DUNEDIN — As Dunedin's biggest property silently slips through a fourth year of vacancy, its developer faces his own problems: ballooning back taxes, a handful of lawsuits and claims of more than $40 million in unpaid loans.
City leaders acknowledge they're powerless to redevelop the 24-acre complex, left deserted since Nielsen Media Research sold it to Grady Pridgen in 2005. Yet Pridgen's financial plummet has inspired a glint of optimism in an otherwise desolate project: now, officials say, the land may get a second chance .
"Maybe a new owner comes into the picture and that changes everything. Maybe this speeds the day with a new owner. It might be a silver lining," said City Manager Rob DiSpirito. "The frustrating thing is, we literally don't have that control. We have to work with the current owner, whoever that may be."
Pridgen's reputation as an influential St. Petersburg developer evoked optimism from the City Commission in 2005 when he bought the land at 375 Patricia Ave. Nielsen sold the property and transferred 1,600 employees to its Oldsmar office, emptying three buildings and 211,000 square feet of office space.
"He was a well-known developer. He's done a lot of things in the county," said Vice Mayor Julie Scales. "I think people felt he might get something going."
Officials expected renovation and redevelopment, including new jobs, property tax payments and a revitalization of nearby businesses. Yet after four years of diagram and discussion, only the grass there has grown.
"For the better part of this last year we just haven't heard from him," DiSpirito said of Pridgen, who did not respond to messages this week. "The ball has been in his court. He openly needed to bring a proposal to the city for us to consider about some of those issues the city had identified and he ultimately never did. I can't speak for what was going on at his end, but it got awfully quiet."
The city soured on Pridgen's early ideas for the property. DiSpirito envisioned the office park as a "conglomeration of companies" that would bring intellectual work in health care, technology or research. Pridgen proposed condominiums.
"To this date, Grady Pridgen has not shared the vision of a commercial property," said Mayor Dave Eggers. "He's wanted us to really rezone that for a residential look. I think that market took care of itself."
"We're mostly residential as a community already," DiSpirito said. "What we don't have is an opportunity for good-paying jobs."
The planning phase stretched on for years, bringing with it new issues. Property records show Pridgen owes about $150,000 in back taxes on the land, and Economic Development Director Bob Ironsmith said late fees have added thousands more to the bill. No one mowed the complex's overgrown grass. Talks stalled.
"(Pridgen) never came with something that was solid and substantial and ready for development," Ironsmith said. "It was just conceptual discussion."
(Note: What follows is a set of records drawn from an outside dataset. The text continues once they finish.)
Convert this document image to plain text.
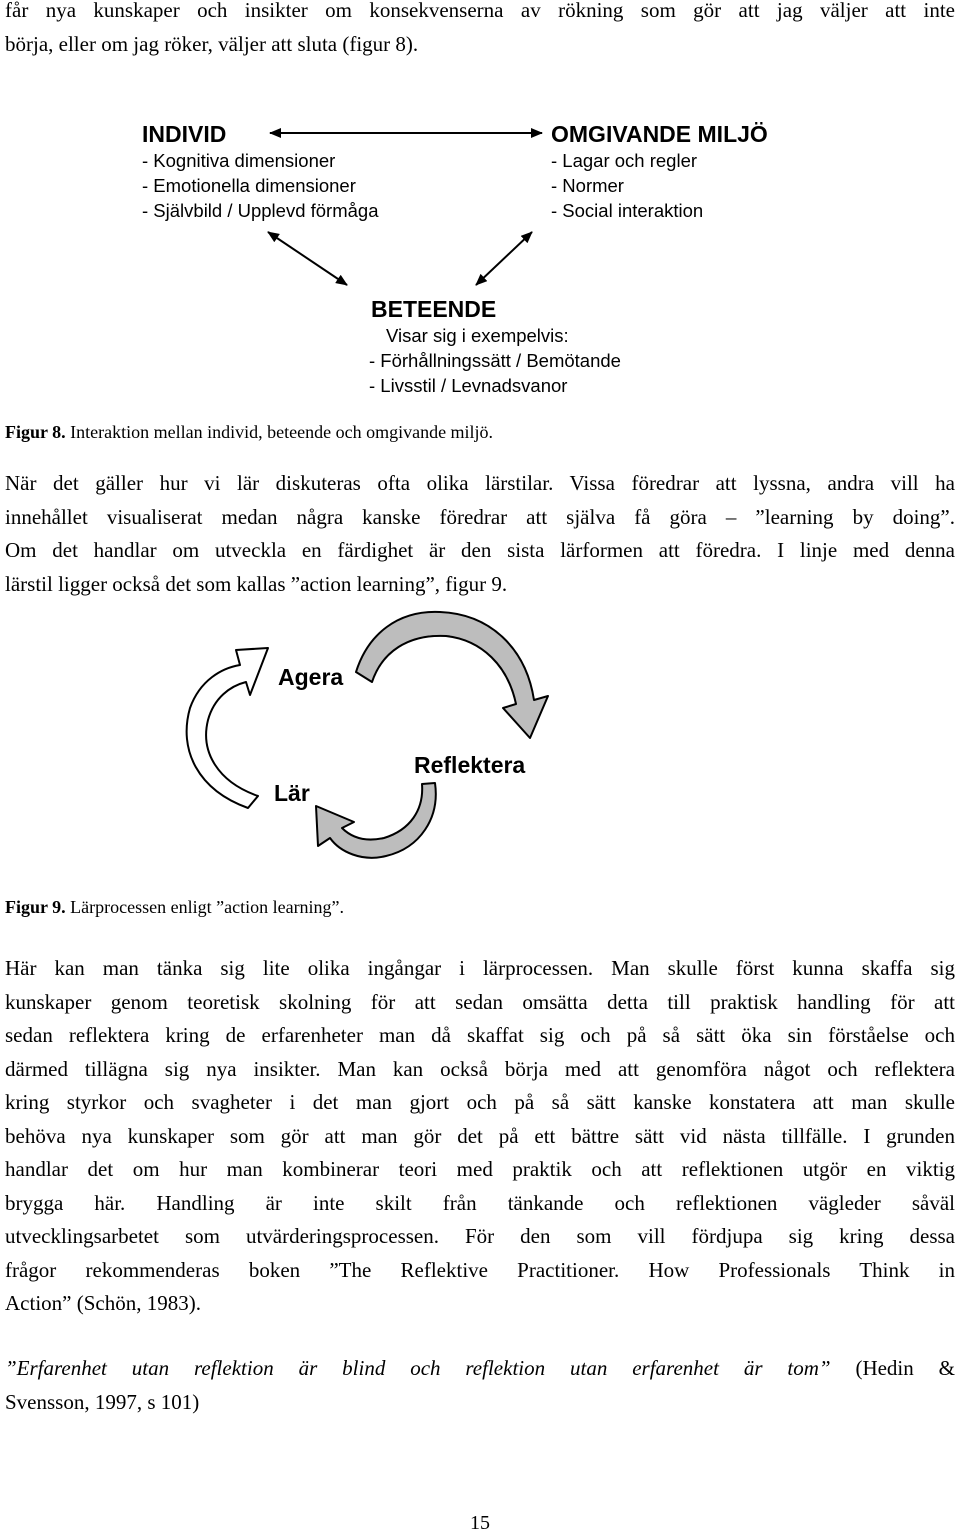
får nya kunskaper och insikter om konsekvenserna av rökning som gör att jag väljer att inte
börja, eller om jag röker, väljer att sluta (figur 8).
INDIVID
- Kognitiva dimensioner
- Emotionella dimensioner
- Självbild / Upplevd förmåga
OMGIVANDE MILJÖ
- Lagar och regler
- Normer
- Social interaktion
BETEENDE
Visar sig i exempelvis:
- Förhållningssätt / Bemötande
- Livsstil / Levnadsvanor
Figur 8. Interaktion mellan individ, beteende och omgivande miljö.
När det gäller hur vi lär diskuteras ofta olika lärstilar. Vissa föredrar att lyssna, andra vill ha
innehållet visualiserat medan några kanske föredrar att själva få göra – ”learning by doing”.
Om det handlar om utveckla en färdighet är den sista lärformen att föredra. I linje med denna
lärstil ligger också det som kallas ”action learning”, figur 9.
Agera
Reflektera
Lär
Figur 9. Lärprocessen enligt ”action learning”.
Här kan man tänka sig lite olika ingångar i lärprocessen. Man skulle först kunna skaffa sig
kunskaper genom teoretisk skolning för att sedan omsätta detta till praktisk handling för att
sedan reflektera kring de erfarenheter man då skaffat sig och på så sätt öka sin förståelse och
därmed tillägna sig nya insikter. Man kan också börja med att genomföra något och reflektera
kring styrkor och svagheter i det man gjort och på så sätt kanske konstatera att man skulle
behöva nya kunskaper som gör att man gör det på ett bättre sätt vid nästa tillfälle. I grunden
handlar det om hur man kombinerar teori med praktik och att reflektionen utgör en viktig
brygga här. Handling är inte skilt från tänkande och reflektionen vägleder såväl
utvecklingsarbetet som utvärderingsprocessen. För den som vill fördjupa sig kring dessa
frågor rekommenderas boken ”The Reflektive Practitioner. How Professionals Think in
Action” (Schön, 1983).
”Erfarenhet utan reflektion är blind och reflektion utan erfarenhet är tom” (Hedin &
Svensson, 1997, s 101)
15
City officials see three options for the property: Pridgen submits a plan and begins development, he sells the land and moves on or the property is foreclosed. All options bring their own doubts, including questions of whether Pridgen could contribute the capital or whether another buyer could be found.
"This ownership issue has to sort itself out," DiSpirito said. "If he's going to be the owner he needs to bring forth a viable plan, which he has yet to do."
In the short term, DiSpirito said, the property's fate lies with Pridgen. City officials don't think that will last.
"I don't have a lot of optimism," Eggers said, "that he's going to be a part of the future of that property."